Vicente Mollestad



Lives and works in El Alto, Bolivia.
Click here for portfolio, contact info++


-

Vive y trabaja en El Alto, Bolivia

Haz clic aquí para portfolio, contacto ++









Mark






Green Infernos (2017) is reflection on the idea of uncolonizable nature, a concept borrowed from the trope of Italian cannibal films of the 70s and 80s. In short, the films play out like this: white people travel into an unknown wilderness and ends up killed, raped and eaten by the climate, animals and cannibals. Ultimately proposing an utopian and fetishized idea of wilderness related to the other. 
An anecdote from the trip became a starting point for a short story that intended to expand upon the themes as well as open up the “abstractions”. The story was made into a publication and  risoprinted for the exhibition.


Originally shown at Ellen de Bruijne PROJECTS in Amsterdam.

                                                                     Green Inferno, Installation view, 2017.
 

The Use of Force Will Eventually Yield(2018) is the first in a series of performances that I made in the format of the red light, a temporary space utilised by street entertainers to make money. The series of performances aim to open this space for abstract political discourse. This one in particular is related to Bolivia’s conflicts in the past and future surrounding it’s natural resources. The performance itself consisted of boxing a gas can for the duration of the red light, sometimes receiving money from the waiting cars after the performance. This was repeated until exhaustion, wearing a mix of boxing and orthopedic wear to underline the relationship between fragility and violence.

Performed and developed during the residency Inmaterial  in La Paz, 2018. 


               
                                       The Use of Force Will Eventually Yield, performance documentation, 2018. 



I Close My Eyes but Never to Sleep (2018) was a result of a text written about the ecstacy of driving with your eyes closed and collecting images of car crashes as they would appear in Bolivian news media. Proposing to look at them as abstractions, the car sun shaders became their natural link through the gesture of covering the field of view. And I began investigating the images default on these shaders as they are the same as default digital wallpaper on phone, tablets and computers, depicting a type of hyper reality. Reflecting on the process of generating paradise-like images as something linked to a awareness of own human mortality.

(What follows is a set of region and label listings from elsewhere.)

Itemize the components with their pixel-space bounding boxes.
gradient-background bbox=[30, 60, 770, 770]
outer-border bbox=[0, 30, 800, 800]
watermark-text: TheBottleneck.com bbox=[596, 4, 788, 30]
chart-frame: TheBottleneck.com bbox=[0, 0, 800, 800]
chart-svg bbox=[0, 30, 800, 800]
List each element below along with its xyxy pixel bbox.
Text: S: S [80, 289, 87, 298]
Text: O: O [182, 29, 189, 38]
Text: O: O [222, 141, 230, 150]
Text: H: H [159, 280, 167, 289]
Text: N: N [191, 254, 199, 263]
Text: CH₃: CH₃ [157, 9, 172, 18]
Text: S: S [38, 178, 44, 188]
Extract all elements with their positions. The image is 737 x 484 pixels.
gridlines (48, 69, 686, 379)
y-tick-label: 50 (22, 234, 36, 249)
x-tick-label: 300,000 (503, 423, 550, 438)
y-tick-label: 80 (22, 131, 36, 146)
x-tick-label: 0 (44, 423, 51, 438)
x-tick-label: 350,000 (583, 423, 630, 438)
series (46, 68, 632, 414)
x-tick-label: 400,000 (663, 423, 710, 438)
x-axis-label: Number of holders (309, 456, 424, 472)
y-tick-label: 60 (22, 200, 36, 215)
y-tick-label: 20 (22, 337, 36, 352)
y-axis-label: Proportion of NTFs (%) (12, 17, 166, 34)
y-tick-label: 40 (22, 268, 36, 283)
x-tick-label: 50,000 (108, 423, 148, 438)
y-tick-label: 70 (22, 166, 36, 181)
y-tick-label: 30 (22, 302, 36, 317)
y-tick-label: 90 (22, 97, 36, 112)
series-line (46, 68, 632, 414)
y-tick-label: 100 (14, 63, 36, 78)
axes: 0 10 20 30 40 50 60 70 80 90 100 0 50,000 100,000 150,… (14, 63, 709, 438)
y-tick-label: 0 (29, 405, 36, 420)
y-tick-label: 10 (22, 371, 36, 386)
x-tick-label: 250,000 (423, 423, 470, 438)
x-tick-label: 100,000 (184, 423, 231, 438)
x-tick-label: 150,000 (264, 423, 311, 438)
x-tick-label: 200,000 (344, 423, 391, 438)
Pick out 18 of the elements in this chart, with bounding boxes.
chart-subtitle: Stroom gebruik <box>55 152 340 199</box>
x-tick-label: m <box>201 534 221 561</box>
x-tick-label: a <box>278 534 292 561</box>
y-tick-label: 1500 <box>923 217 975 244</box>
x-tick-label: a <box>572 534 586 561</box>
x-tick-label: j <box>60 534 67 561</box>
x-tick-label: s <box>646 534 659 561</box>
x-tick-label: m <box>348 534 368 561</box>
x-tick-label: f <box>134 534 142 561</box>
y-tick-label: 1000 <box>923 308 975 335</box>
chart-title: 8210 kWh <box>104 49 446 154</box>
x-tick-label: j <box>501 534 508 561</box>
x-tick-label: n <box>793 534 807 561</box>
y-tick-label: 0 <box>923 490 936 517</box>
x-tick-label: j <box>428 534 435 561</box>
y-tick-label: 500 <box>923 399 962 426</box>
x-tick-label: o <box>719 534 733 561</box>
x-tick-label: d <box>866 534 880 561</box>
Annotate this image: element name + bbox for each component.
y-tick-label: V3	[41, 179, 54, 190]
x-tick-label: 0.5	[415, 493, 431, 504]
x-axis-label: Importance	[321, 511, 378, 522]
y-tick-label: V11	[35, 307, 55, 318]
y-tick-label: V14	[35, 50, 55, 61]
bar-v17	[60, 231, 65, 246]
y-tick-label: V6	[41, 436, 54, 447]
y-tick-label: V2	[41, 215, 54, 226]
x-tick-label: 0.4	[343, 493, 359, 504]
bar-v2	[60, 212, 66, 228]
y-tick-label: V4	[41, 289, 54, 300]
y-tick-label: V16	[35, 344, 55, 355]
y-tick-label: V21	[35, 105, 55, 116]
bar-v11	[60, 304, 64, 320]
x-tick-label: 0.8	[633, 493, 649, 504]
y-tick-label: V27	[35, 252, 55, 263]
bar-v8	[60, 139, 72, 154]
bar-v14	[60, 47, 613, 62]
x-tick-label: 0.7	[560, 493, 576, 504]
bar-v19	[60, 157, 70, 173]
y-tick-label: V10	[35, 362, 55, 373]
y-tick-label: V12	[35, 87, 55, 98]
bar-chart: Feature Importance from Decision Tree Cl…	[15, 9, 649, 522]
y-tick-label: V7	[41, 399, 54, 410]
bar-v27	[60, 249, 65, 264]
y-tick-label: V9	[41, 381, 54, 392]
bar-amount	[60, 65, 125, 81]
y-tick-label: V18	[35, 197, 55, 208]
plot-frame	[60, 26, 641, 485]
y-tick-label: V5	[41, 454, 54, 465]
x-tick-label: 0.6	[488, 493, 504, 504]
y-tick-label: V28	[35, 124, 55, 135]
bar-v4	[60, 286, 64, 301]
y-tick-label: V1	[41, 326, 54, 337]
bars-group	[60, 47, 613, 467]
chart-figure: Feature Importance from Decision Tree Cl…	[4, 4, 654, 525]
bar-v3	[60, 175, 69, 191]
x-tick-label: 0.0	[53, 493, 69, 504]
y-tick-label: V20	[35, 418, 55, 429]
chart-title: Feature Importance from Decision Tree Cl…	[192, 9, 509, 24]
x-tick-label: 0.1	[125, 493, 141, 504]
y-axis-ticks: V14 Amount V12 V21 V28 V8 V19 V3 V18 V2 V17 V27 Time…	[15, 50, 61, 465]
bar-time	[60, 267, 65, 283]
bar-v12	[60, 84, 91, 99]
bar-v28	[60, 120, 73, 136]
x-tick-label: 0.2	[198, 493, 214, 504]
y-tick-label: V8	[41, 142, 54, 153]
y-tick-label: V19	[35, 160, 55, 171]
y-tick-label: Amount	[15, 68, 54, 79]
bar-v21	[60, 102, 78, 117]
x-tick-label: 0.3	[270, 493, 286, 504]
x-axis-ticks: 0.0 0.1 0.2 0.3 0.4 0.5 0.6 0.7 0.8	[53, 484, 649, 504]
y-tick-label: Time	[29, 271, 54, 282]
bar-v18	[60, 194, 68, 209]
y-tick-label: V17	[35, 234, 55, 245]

The publication constists of dialogue between a painter who scans his paintings through google-image-search in the hunt for something unique and a taxi driver who likes to drive with his eyes close to reach a state of ecstacy. Expanding ideas of fetish, related to violence through images as ideas of the imagined realities and violence as a final form of abstraction.


Originally shown in a partly abandoned building for sale in La Paz, Bolivia, 2018.




     
           
                                                                             I Close My Eyes but Never to Sleep, 2018.


Vicentes pursuit lays in the relationship between obvious and less obvious akin information put into play by personal urgency. Through his work, connections and relationships are investigated, obsessed over and given forms that proposes new ideas and questions on how to process things like the transnational, the apocalyptic, the colonial and the esoteric.

         

                                                               The Heroes Are or Were Members of Society , 2015.